WARSAW - POLAND TRAVEL TIPS
Most people say
Warsaw is not worth visiting if you go to Poland and that Krakow is the place
to be. However, Polish Airlines have good deals where you arrive at 09:00am in
Warsaw and can spend an eight hour stop over for a short exploration, flying
into Krakow in the early evening. The latter flight is only 45 minutes and
it’s two hours to Warsaw from Amsterdam. Arriving at Frederic Chopin airport, I
tried to find the luggage storage closets but after thirty minutes of searching
I decided to just take my hand luggage trolley with me.
Bus 175 outside
arrivals takes you into town. Ticket machines were busy so if that’s the case,
buy your ticket on the bus. The drive is about 20 minutes and although many
stops the driver only focuses on driving no ticketing! I saw some lovely
locals, as Poles stand out with their clear milk complexions that seldom see
much sun and clear blue eyes. I got out at
The Palace of Culture and Science, which is a tall landmark building, similar
to the Empire State Building but smaller and jokingly referred to as “Stalin’s
penis”. It is located among some other quite nice modern architecture and close
to the central railway station. An impressive building outside and in, you can
go up to the top for aerial views over the city by lift for 16 zloti which is
about 4 euro.
My advice is not to
walk to the historical “center” Stare Miastro in the Old City because it’s
quite a way and there’s not much to see, even though streets are wide and
there’s plenty of space. As it’s a big city, with wide outer roads for cars and
trams, it also takes a while to get to a pedestrian crossing. You need to take
the stairs underneath
intersections, and cross the
roads that way. There are little shops and kiosks to entertain you as you try out each entrance to see if it's the bus or tram stop you're looking for :) To get to the old city you’ll be looking for Bus
direction Stare Miesto the stop where you get on being Swietokrzyska. Asking
for directions is not always helpful, as tourists will speak English but they’re
as lost as you are and not all Polish speak much English.

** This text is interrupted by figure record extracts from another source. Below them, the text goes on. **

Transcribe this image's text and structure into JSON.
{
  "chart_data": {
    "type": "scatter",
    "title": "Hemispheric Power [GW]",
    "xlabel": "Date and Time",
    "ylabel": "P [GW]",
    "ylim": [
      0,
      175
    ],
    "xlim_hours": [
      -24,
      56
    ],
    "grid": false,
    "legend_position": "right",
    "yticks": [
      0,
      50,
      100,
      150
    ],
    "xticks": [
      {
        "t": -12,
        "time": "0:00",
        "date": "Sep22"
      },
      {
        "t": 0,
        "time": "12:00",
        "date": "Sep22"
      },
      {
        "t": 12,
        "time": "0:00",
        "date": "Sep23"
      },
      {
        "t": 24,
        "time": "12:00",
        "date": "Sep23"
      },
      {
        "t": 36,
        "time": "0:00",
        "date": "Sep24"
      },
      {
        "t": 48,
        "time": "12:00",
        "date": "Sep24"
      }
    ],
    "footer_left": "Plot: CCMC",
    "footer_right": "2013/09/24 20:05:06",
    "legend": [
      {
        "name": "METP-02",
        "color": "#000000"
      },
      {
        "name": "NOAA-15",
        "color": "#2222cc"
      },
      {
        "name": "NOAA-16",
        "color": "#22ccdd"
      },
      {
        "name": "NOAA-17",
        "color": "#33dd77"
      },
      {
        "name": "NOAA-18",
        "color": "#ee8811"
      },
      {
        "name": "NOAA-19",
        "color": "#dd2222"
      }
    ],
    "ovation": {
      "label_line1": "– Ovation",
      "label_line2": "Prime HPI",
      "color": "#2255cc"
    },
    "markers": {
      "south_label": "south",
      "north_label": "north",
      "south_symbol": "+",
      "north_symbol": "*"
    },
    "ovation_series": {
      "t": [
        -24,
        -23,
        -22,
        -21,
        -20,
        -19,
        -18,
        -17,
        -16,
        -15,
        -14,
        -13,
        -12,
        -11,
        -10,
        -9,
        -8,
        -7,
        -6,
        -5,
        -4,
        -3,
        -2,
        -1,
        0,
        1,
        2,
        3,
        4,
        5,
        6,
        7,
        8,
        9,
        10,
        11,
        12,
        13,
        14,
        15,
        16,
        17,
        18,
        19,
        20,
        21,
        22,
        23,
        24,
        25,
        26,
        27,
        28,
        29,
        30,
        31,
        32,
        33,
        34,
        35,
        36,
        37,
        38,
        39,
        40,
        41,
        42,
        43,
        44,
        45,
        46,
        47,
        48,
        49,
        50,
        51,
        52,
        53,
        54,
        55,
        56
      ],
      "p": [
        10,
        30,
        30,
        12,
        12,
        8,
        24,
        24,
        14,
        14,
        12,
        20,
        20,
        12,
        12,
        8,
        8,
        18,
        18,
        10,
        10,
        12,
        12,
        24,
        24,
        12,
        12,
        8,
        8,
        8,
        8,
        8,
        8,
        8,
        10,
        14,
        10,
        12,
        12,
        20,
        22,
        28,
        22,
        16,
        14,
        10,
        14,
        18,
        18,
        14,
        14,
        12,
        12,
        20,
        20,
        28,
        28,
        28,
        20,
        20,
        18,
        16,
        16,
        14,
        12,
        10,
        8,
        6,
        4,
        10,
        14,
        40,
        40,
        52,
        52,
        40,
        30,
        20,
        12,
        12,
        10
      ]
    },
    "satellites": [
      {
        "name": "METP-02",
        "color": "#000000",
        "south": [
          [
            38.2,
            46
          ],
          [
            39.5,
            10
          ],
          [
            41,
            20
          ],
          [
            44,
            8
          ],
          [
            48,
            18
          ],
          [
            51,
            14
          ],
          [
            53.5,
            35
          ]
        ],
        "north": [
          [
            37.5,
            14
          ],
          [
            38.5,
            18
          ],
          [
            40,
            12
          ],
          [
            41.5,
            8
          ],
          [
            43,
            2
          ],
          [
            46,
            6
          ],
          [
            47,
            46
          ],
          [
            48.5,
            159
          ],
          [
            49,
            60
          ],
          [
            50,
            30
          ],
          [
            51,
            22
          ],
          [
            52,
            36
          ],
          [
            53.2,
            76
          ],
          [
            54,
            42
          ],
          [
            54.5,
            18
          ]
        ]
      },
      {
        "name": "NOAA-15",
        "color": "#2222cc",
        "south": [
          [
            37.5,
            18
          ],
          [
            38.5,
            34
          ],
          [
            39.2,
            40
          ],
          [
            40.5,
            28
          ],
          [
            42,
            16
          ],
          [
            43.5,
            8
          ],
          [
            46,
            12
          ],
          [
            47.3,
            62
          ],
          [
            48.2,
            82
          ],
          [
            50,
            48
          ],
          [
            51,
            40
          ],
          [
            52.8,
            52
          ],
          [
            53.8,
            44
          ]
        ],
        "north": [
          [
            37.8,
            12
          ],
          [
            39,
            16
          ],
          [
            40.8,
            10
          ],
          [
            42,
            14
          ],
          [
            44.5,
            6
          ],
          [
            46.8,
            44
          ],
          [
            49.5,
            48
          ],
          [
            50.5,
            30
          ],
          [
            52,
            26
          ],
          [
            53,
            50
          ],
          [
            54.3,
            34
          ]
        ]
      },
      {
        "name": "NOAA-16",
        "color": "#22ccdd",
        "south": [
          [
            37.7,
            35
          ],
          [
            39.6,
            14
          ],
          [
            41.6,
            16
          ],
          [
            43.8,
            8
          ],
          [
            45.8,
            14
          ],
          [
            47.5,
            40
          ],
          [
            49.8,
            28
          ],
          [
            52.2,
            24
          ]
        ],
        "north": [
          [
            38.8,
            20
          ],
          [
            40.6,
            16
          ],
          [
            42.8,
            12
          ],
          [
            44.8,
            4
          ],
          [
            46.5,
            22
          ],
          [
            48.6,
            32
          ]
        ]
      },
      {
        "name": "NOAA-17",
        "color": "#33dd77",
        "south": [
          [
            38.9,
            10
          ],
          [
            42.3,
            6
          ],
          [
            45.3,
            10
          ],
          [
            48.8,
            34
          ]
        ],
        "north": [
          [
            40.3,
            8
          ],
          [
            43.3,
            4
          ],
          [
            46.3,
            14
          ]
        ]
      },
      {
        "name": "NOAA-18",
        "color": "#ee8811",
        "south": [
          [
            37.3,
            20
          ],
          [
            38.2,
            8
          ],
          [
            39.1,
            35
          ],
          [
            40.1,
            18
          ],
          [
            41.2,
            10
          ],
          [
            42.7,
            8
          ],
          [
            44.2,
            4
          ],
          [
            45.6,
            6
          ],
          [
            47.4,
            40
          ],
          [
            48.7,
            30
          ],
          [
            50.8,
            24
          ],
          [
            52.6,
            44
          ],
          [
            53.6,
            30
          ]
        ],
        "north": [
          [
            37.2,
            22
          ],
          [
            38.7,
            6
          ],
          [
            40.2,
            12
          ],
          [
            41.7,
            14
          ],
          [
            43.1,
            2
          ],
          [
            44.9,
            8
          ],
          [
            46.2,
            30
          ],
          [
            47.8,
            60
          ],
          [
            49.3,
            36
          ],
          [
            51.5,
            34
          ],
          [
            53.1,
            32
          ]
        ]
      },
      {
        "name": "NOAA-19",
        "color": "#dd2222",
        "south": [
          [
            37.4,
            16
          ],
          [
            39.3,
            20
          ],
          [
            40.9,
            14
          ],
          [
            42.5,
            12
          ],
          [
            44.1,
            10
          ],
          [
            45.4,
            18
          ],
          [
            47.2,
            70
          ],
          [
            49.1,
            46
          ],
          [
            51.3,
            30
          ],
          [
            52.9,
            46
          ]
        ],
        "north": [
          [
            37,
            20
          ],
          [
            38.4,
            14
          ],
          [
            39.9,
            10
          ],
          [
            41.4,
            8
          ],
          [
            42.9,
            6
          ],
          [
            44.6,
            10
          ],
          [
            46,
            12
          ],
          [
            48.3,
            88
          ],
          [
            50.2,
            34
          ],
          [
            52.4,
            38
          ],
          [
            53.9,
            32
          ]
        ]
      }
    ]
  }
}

The signboards, menus and receipts in local places are all quite easy to read
though! From the main road where you get off to go into the old town and square is a precious walk through history. You'll pass the university and Chopin square on delicate European pedestrian streets that are always a feast for the eyes.
The pedestrian centre
streets are wide with cycle tracks with characteristic tall arching
lanterns. I saw few bikes, and as the streets are quite long, without, you will
need good legs to do the walking! One sees pictures of
Warsaw but the old Market main Castle square with the Royal Palace about 1.5 kms from Copernicus
square, is literally stunning!! Even in cold dark dismal weather. It’s
bright, colourful, and hosts a spectacular mix of architecture and colour. Take a ticket for a walk in a Castle column to ascend its many, many steps because it’s really worthwhile. The view at the top over
the square and Vistula River is breathtaking just as it is from downstairs but both have separate charm. One you gaze up in wonder the other you gaze down bewildered! Imagining that this square was once completely bombed but was re-built gives a sentimental feeling and respect for Warsaw's history and culture. Pictures above are from the square itself and a church along the way and photos below from the Castle Tower.
Around monumental
areas you will find black marble benches with a short history of Chopin. Press
play for classical pieces honouring his legacy, and Polish birthplace. There is also a Marie Curie museum which I alas did not have
time to find or visit.
It’s worth walking
back to the Science and Culture museum because you pass one of the most
memorable monuments ever. It is at the foot of a big city park which has a huge
goblet and statues lining it. I presume the goblet has a fountain in summer.
The monument is a tribute to “the Unknown Soldier” and it is an undercover
pillar columned terrace, hosting a large
urn with an ongoing flame, a mass of flowers in wreaths and two armed guards
who stand there 24/7!! They were so still I had to check they were not statues.
Dressed in long light green army coats, they were relieved of their duty as
three new guards appeared from afar in marching style. Their weapons have a
kind of bayonet on top and after a perfected ritual, the “sergeant” leaves two
new guards. It was fascinating!! Very
natural, serious and real.The monument is in honor of the 200 thousand who lost their lives in the 1945 Warsaw Uprising against Nazi German occupation, which although 63 days, ultimately failed. It really is the most beautiful war monument I’ve ever seen though because it lives and burns, guarded daily like an eternal flame.
So Warsaw is
definitely worth visiting. It’s a large city, extremely quiet I found for a Saturday, but
prices are reasonable, and it is just as worth visiting say, Pisa in
Italy. If you’d like to go the new town
after the Old town Market Place of Rynek Stare Miastro then you should walk to
the Barbican fortification. I didn't and instead head for the tomb of the Unknown Soldier, thereafter, taking shelter from the cold in a cosy restaurant with a view of the Science and Culture Museum before
heading back to the airport for the flight to Krakow. Warsaw has reminded me to pull out my old DVD of The Pianist to watch it again.